A panic kills a stage

The stage's output never closes; downstream hangs. Add defer recover() and a clear restart policy, or accept process-level crash.

Ctx cancelled but in-flight items dropped silently

"Cancel ctx mid-stream" loses items. If your domain cannot lose items, switch to graceful shutdown (close input, wait for drain). Document which is which.

A stage forgets to forward errors

The Result type is per-stage, and a stage that doesn't propagate Err swallows them. Code review must check every stage for error forwarding.

Cycles

Connecting stage 3's output to stage 1's input creates a cycle. The pipeline can deadlock when both directions are full. Pipelines are DAGs.

Backpressure to an unkillable producer

If the producer is an event stream that cannot block (e.g. an HTTP handler), backpressure causes drops or rejected requests. Either rate-limit upstream or use a bounded queue with explicit "drop" policy.


Library Design

A senior-level pipeline library exposes:

// Stage transforms each value from `in` into one or more values on the
// returned channel. The output is closed when (a) `in` is drained or (b)
// `ctx` is cancelled. Implementations must use the two-select sandwich.
type Stage[In, Out any] func(context.Context, <-chan In) <-chan Out

// Map returns a one-to-one stage that applies f.
func Map[In, Out any](f func(In) Out) Stage[In, Out]

// FlatMap returns a one-to-many stage.
func FlatMap[In, Out any](f func(In) []Out) Stage[In, Out]

// Filter returns a stage that drops values where pred is false.
func Filter[T any](pred func(T) bool) Stage[T, T]

// Take stops after n values.
func Take[T any](n int) Stage[T, T]

// Parallel runs `n` copies of `inner` and merges them.
func Parallel[In, Out any](inner Stage[In, Out], n int) Stage[In, Out]

// Buffer wraps a stage with a buffered output channel.
func Buffer[In, Out any](inner Stage[In, Out], n int) Stage[In, Out]

// Observe wraps a stage with telemetry.
func Observe[In, Out any](inner Stage[In, Out], name string, m *Metrics) Stage[In, Out]

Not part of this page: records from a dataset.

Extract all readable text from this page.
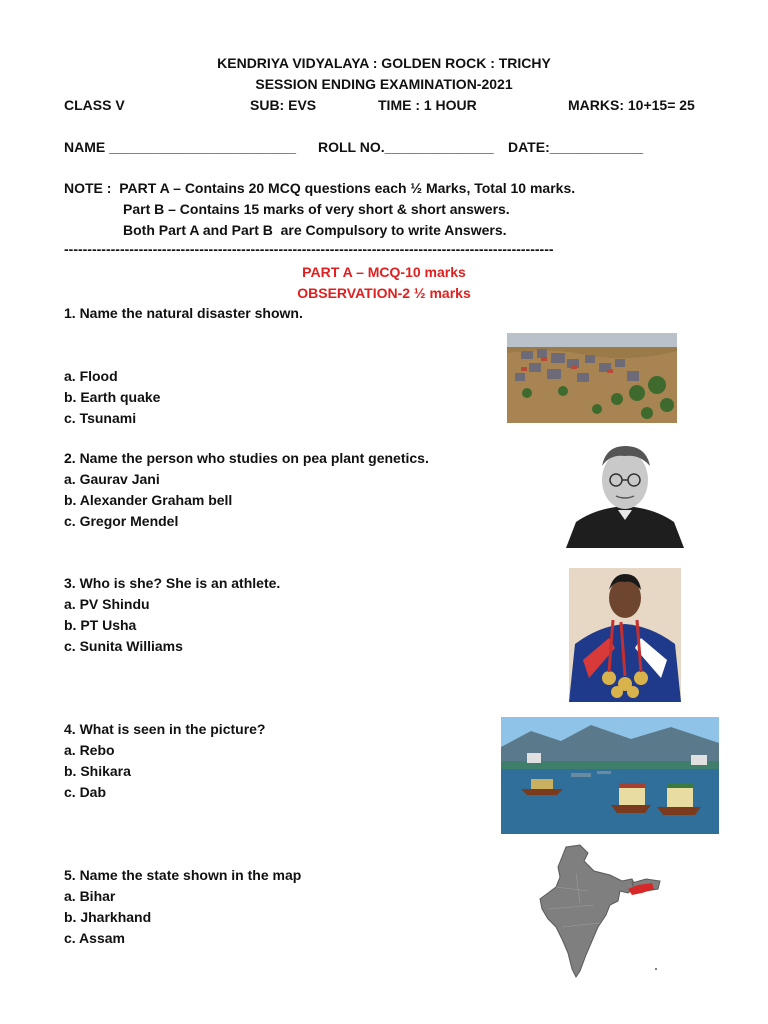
KENDRIYA VIDYALAYA : GOLDEN ROCK : TRICHY
SESSION ENDING EXAMINATION-2021
CLASS V	SUB: EVS	TIME : 1 HOUR	MARKS: 10+15= 25
NAME ________________________ ROLL NO.______________ DATE:____________
NOTE :  PART A – Contains 20 MCQ questions each ½ Marks, Total 10 marks.
Part B – Contains 15 marks of very short & short answers.
Both Part A and Part B  are Compulsory to write Answers.
---------------------------------------------------------------------------------------------------------
PART A – MCQ-10 marks
OBSERVATION-2 ½ marks
1. Name the natural disaster shown.
a. Flood
b. Earth quake
c. Tsunami
2. Name the person who studies on pea plant genetics.
a. Gaurav Jani
b. Alexander Graham bell
c. Gregor Mendel
3. Who is she? She is an athlete.
a. PV Shindu
b. PT Usha
c. Sunita Williams
4. What is seen in the picture?
a. Rebo
b. Shikara
c. Dab
5. Name the state shown in the map
a. Bihar
b. Jharkhand
c. Assam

Composable, named, generic. Each stage is independently testable. The library is small (a few hundred lines) but enables complex production pipelines.


Cheat Sheet

Need Lever
Smooth jitter small buffer (1-8)
Bottleneck stage Parallel(stage, n)
Per-key order partition + sub-pipelines
Graceful drain close input, no ctx cancel
Abrupt stop ctx cancel
Errors errgroup or Result struct
Telemetry wrap each stage with Observe

Summary

Senior-level pipeline work is buffer sizing, backpressure analysis, parallelism placement, shutdown semantics, error strategy, and telemetry. The middle-level skeleton (ctx + two-select sandwich + uniform stage signature) remains; what changes is the deliberate engineering around it. With these tools you can build pipelines that survive production load, deploy predictably, and shut down cleanly.